Marie Delplace est de la 4e génération d’immigrés polonais. A la mi-mai à Marles-les-Mines, à l’occasion des festivités liées au centenaire de l’arrivée massive des Polonais en France, elle avait revêtu ses plus beaux habits folkloriques polonais pour une prestation, avec les danseuses de la « section expression » de l’AEP Millenium. Pour cette lycéenne de 15 ans, il « est important de préserver ces traditions ». Attachée à ses racines, elle avoue cependant ne pas parler la langue de Mickiewicz.

« Plus jeune, ma grand-mère m’a poussée à l’apprendre, mais j’ai arrêté. Je sais toutefois compter jusqu’à dix » , sourit-elle. Lors des anniversaires, elle entonne aussi volontiers le Sto Lat (Cent Ans) de circonstance. Marie s’est rendue une fois en Pologne du côté de Zakopane, en compagnie de sa grand-mère justement, dont les propres parents étaient originaires de Poznanie. Elle aimerait d’ailleurs « bien retourner dans ce pays qui, d’après ce qu’on m’a dit, aurait beaucoup changé ces dernières années ».

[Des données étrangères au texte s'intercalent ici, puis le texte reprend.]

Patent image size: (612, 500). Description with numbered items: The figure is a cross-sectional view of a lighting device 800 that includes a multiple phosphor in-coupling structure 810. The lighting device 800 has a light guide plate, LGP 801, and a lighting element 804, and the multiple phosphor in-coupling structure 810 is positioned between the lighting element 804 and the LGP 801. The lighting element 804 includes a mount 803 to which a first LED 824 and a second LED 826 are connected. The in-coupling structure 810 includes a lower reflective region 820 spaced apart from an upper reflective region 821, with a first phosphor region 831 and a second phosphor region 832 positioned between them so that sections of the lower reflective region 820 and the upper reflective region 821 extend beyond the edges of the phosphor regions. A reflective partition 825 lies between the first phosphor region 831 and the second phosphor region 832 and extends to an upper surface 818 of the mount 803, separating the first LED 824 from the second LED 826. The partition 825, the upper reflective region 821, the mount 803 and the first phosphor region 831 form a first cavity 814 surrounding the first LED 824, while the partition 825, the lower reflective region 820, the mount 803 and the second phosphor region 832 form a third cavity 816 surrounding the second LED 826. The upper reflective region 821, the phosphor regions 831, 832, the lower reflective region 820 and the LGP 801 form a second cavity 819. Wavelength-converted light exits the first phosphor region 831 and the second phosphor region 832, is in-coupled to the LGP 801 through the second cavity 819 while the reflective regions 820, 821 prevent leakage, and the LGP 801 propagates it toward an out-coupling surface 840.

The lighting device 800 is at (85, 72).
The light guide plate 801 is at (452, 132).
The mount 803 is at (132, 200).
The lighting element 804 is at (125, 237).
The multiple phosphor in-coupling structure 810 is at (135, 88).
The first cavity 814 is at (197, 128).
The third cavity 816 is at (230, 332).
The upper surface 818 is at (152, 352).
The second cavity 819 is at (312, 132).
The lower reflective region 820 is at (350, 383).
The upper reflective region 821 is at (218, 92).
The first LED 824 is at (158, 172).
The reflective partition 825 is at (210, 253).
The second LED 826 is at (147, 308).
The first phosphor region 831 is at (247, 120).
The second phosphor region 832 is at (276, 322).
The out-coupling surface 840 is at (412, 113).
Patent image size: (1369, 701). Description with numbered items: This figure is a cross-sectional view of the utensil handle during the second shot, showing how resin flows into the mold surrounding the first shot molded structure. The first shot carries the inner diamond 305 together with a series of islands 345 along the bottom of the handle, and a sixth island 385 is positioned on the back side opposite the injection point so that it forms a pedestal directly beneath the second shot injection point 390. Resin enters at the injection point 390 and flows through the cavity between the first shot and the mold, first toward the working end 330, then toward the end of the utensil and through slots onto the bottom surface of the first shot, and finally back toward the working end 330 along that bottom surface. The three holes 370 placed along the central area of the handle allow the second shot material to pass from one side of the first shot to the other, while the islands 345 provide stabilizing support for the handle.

Même son de cloche du côté de Louise Kolodziejski, 31 ans, qui apprécierait se rendre « dans ce pays pour la première fois ». Salariée au Louvre Lens, Louise comprend « quelques mots de polonais ». La polonité ? « Ça fait partie de moi. J’aime l’ambiance qui règne chez les Polonais, le sens de la fête, la gastronomie, la musique », explique t-elle. Et Louise de se féliciter « de célébrer Pâques ou Noël, en famille, en se rendant à la messe de minuit à l’église Saint-Stanislas avec mes sœurs notamment, qui reviennent exprès de Paris pour l’occasion ».